The room wasn’t neat when he walked in.

It was neat now. Herb liked neat rooms. Herb liked neat. Neatness was an outward reflection of being a better person. That may be utter bullshit, and any streaming show or news article would dispute it, but Herb believed it was true enough. There was a gum wrapper six feet and three inches away from him. He didn’t remember it being there when he walked in and he didn’t pick it up now that he saw it. He just chose to stare at it. Herb stared so long that it looked like he was trying to will the piece of trash out of existence and the room back into cleanliness.

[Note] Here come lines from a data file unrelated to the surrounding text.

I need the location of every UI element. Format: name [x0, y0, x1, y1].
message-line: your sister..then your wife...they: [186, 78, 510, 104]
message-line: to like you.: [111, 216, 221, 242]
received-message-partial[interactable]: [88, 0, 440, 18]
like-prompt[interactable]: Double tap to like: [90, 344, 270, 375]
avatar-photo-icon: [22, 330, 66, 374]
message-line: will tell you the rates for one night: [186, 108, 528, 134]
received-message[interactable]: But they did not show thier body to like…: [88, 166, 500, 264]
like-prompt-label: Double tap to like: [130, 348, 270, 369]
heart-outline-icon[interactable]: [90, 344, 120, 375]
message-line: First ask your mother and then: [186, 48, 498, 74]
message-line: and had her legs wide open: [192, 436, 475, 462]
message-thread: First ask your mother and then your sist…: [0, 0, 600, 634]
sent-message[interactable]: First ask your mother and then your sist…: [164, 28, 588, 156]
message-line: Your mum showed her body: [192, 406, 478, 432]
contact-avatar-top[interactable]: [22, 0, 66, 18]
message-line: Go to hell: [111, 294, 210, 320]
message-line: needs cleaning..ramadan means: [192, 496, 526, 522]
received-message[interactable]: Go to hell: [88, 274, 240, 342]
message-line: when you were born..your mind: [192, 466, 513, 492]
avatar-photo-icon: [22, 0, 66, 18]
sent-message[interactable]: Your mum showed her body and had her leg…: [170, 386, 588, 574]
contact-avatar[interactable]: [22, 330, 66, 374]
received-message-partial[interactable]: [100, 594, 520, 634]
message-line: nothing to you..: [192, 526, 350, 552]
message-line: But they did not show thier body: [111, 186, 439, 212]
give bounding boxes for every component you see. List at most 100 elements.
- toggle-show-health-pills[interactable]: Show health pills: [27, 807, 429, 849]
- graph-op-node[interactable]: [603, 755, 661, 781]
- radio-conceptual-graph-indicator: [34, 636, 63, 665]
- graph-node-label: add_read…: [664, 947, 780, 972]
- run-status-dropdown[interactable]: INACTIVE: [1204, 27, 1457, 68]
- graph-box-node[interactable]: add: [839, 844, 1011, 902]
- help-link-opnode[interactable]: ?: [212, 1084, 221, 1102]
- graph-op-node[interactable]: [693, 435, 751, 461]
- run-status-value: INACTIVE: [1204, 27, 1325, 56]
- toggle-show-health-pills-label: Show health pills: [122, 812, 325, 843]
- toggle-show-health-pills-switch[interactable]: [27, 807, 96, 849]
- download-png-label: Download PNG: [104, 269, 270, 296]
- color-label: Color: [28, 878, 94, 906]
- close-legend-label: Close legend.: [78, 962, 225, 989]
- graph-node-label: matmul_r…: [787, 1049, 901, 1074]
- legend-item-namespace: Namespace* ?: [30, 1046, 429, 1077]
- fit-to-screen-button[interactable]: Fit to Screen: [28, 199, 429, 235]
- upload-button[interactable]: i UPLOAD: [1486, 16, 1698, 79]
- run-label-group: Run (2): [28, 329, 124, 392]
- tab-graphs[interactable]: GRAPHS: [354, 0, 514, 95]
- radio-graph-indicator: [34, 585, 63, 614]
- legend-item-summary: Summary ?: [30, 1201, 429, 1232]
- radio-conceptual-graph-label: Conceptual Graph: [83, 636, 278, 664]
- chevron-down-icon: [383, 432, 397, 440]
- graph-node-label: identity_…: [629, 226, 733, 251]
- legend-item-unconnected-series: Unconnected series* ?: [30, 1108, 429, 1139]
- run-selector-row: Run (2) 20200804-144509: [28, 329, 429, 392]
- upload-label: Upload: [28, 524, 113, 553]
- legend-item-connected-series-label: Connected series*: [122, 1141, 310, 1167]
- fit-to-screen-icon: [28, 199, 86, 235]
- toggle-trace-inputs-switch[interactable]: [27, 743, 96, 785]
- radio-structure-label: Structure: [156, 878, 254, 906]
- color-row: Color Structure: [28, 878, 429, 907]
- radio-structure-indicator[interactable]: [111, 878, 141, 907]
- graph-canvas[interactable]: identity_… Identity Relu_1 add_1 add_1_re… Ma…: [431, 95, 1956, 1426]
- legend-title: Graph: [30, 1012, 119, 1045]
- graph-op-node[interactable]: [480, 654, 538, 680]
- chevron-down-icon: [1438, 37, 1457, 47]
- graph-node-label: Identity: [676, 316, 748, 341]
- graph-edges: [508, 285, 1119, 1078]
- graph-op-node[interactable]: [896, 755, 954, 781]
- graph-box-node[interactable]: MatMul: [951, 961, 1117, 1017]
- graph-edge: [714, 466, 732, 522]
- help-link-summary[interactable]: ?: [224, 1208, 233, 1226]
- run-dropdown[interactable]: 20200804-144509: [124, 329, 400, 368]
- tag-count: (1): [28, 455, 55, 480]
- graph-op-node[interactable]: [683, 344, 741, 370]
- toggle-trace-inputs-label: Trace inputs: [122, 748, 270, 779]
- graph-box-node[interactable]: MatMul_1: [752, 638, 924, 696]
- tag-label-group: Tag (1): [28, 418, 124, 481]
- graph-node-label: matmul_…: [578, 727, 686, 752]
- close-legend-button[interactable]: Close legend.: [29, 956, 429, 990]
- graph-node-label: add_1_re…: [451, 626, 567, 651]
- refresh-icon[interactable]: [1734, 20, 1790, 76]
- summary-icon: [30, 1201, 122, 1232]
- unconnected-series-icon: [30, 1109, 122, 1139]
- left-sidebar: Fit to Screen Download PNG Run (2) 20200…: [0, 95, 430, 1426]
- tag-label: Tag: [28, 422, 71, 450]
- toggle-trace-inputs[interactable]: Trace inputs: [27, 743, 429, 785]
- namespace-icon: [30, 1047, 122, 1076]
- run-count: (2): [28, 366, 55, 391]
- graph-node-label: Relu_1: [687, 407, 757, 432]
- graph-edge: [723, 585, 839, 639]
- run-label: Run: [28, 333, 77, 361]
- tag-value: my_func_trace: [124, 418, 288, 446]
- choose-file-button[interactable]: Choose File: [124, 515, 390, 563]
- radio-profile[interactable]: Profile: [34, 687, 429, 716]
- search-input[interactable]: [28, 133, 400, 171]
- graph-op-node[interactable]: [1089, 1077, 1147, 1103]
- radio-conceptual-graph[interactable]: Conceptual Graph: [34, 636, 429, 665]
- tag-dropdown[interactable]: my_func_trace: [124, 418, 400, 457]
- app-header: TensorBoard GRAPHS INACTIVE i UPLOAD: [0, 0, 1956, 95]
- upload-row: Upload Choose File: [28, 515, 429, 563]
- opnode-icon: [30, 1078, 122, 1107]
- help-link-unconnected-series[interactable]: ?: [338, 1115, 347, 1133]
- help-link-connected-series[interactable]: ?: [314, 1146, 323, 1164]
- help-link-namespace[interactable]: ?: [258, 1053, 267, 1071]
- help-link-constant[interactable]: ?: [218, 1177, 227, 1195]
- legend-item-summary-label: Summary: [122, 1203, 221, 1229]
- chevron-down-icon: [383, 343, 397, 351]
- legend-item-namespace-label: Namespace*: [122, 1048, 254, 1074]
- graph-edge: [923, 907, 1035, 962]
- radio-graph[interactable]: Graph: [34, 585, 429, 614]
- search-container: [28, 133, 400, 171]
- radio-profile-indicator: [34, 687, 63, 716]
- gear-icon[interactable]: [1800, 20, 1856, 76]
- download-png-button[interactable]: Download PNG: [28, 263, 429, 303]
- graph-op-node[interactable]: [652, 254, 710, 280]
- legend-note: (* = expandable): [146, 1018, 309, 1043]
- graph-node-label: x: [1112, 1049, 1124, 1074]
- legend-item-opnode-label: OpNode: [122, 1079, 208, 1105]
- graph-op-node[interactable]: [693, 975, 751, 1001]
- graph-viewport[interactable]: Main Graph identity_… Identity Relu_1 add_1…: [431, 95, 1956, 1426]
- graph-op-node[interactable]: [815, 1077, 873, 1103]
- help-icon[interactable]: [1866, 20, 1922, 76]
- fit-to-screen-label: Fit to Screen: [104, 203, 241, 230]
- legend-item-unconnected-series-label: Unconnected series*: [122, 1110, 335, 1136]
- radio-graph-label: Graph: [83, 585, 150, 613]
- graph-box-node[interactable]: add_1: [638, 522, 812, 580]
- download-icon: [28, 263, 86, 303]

He continued his staring contest at the thing while he sat at the foot of the queen sized bed, and without taking his eyes off the gum wrapper, Herb slowly pulled a cigarette out of his shirt pocket.

It was a Marlboro.

He liked the taste of Marlboro. It was his favorite. He liked the way the cigarette paper exploded red when he lit it. The way it felt when the smoke rolled down his throat and into his lungs. Yep, he loved his Marlboro. It calmed him. And for every second that it was on his lips, he knew that the calming effect of the nicotine, the tar and the plethora of deadly fucking toxic additives that made up his cancer-causing shit stick, was making him a better person. He closed his eyes and took another drag, opened them and looked six feet, three inches away from him for the gum wrapper.

It was gone.

It never existed.

It did exist. It was there. It had gone.

Probably. No. It was there…

…and now it was gone. And Herb knew, he knew he was a fucking super hero.

The bar ho sleeping in the bed behind him, the one that looked a great deal like Mary with brown hair, the one he fucked into unconsciousness — she was the reason it had been a really good night. She knew he was a superhero when she brought him drink after drink. And if she didn’t know it when she came back to the hotel with the smoking room, she sure as hell knew it now.

Herb took another pull of his cigarette and switched partners in his staring contest. This time an old foe returned. The ugly-assed-drapes. As he stared at them, settling into his calm, he recalled old memories that he both hated and loved.

Herb sighed, took another toke of the Marlboro and smiled.

“Sense memory,” he said, causing him to sigh again.

It was the only thing that got his goat.